Analysis: As new Louisiana election nears, same old voting machines are in use

BATON ROUGE, La. - Despite a national uproar over election security, Louisiana voters will be casting their ballots next month in a statewide election on the same type of paperless voting machines the state has used since 2005.

No changes are expected for the 2020 presidential election either.

Allegations of improper bid handling derailed plans to replace to Louisiana's voting machines, so the secretary of state's office had to redo its vendor search process. The agency still is drafting the solicitation for bid proposals, so new voting machines aren't coming soon.

Still, Secretary of State Kyle Ardoin said voters should feel confident in the machines they will use to cast their ballots in the Oct. 12 and Nov. 16 elections for Louisiana governor, six other statewide positions and state legislative seats.

"Our voting machines are absolutely still the voting machines that we have trusted for quite some time now," Ardoin said as he registered for his own reelection bid in the October election. "We feel like we have a lot of checks and balances in place that continue the process that makes Louisiana the envy of the nation in terms of secure elections."

But national experts have warned about the type of voting system that Louisiana and a few other states use because the electronic voting machines do not produce a paper record that allows voters to verify their choices before casting their ballot. They say these machines are vulnerable and hackers could manipulate outcomes without detection.

After hackers tried to access U.S. election systems in 2016, a study by the National Academies of Sciences, Engineering and Medicine urged "human-readable paper ballots," which Louisiana doesn't have.

Louisiana intends to add a paper trail for the next round of voting machines it will buy or lease, but that could take years to have the full, new system in place.

Ardoin said Louisiana's voting machines don't touch the internet and aren't programmed with computers that have ever touched the internet, describing that as a strong safeguard against hacking. He said Louisiana uses its own staff to program machines, not allowing outside vendors do the work.

"We have almost 10,000 voting machines in 64 warehouses. Somebody would have to get to each individual machine without indication or detection," Ardoin said.

In other states, cybersecurity experts have questioned if such efforts are enough, because of data transfers among computers and other machine warehousing vulnerabilities.

Louisiana's secretary of state's office started searching for a voting machine contractor in March 2018, soliciting bids to replace 10,000 Election Day and early voting machines bought in 2005 with smaller devices that have improved technology and provide that paper record of votes.

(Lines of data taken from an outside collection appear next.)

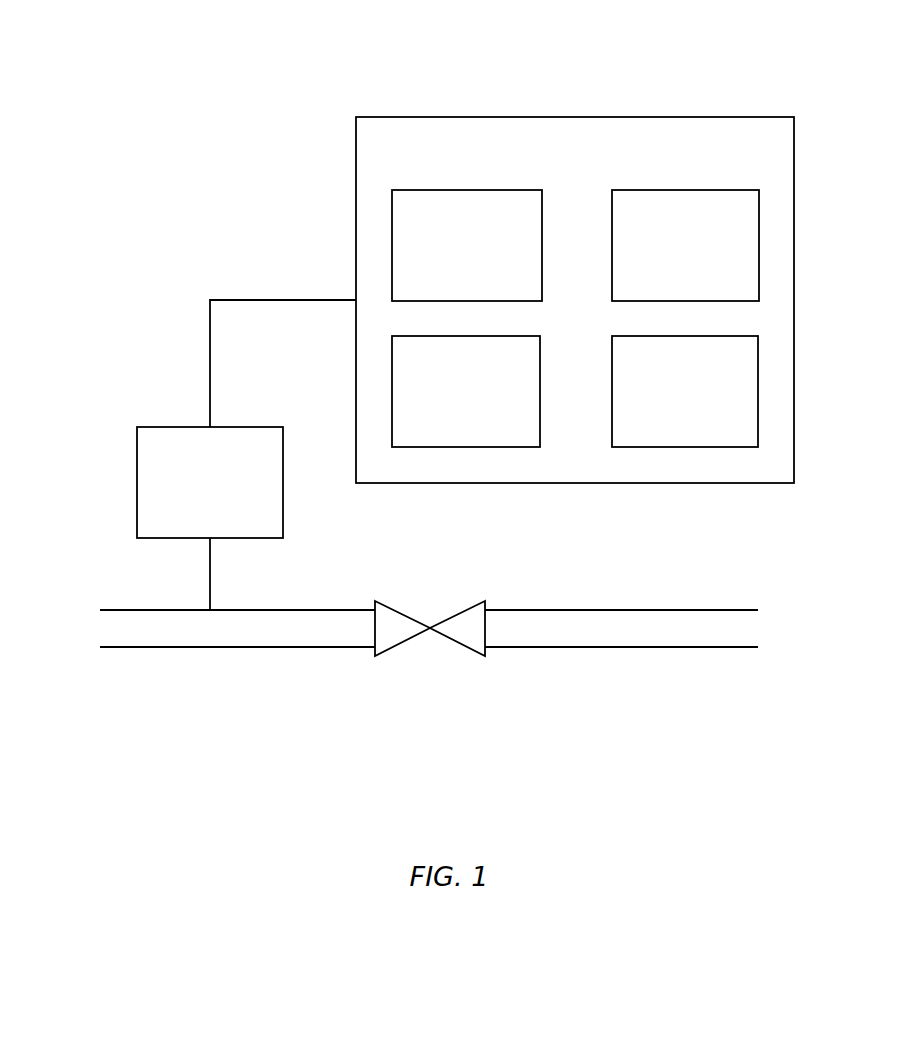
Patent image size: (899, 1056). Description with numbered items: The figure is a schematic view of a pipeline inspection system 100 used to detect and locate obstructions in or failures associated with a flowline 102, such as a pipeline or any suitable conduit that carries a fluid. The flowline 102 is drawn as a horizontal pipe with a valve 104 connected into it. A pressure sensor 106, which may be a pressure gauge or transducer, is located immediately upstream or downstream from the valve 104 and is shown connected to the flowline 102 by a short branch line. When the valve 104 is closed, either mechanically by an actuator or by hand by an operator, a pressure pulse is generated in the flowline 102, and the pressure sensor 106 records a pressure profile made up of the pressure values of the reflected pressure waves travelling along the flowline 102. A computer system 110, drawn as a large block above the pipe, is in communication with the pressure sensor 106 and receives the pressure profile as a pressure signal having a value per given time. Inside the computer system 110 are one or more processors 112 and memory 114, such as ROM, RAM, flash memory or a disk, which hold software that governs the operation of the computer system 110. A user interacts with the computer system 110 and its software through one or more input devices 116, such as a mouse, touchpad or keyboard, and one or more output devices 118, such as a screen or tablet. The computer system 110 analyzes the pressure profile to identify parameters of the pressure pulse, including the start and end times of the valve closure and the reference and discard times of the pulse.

The pipeline inspection system 100 is at (132, 52).
The flowline 102 is at (687, 610).
The valve 104 is at (430, 628).
The pressure sensor 106 is at (229, 494).
The computer system 110 is at (594, 176).
The processors 112 is at (486, 254).
The memory 114 is at (704, 254).
The input devices 116 is at (486, 400).
The output devices 118 is at (704, 400).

But a multimillion-dollar contract award was scrapped months later. The state's chief procurement officer said the secretary of state's office didn't follow legal requirements in choosing the winning vendor.

Ardoin's office said it's working on a new bid solicitation, trying to make certain that the latest effort doesn't run into any of the problems of last time. Ardoin said any contract for voting machine replacement - whether leasing or buying new machines - will be phased in over three to five years

For now, Ardoin has said his office is spending $2 million to rent temporary early voting machines for the October and November elections. He said he'll continue the rental through the 2020 presidential election cycle. The office will continue using spare parts to make sure the decade-old Election Day voting machines are running properly.

Can voters be assured rented machines haven't been connected to the internet or faced tampering if Louisiana hasn't had those machines in its control the entire time? Ardoin insists the answer is yes.

"They were brand new machines, as to my knowledge," he said. "They're also being leased under the same vendor so the vendor knew all the policies and procedures and the processes we were already following, and we required them to follow those."

The Brennan Center for Justice at NYU School of Law estimates that Louisiana will be one of only eight states using paperless voting machines by the 2020 elections.

 

EDITOR'S NOTE: Melinda Deslatte has covered Louisiana politics for The Associated Press since 2000.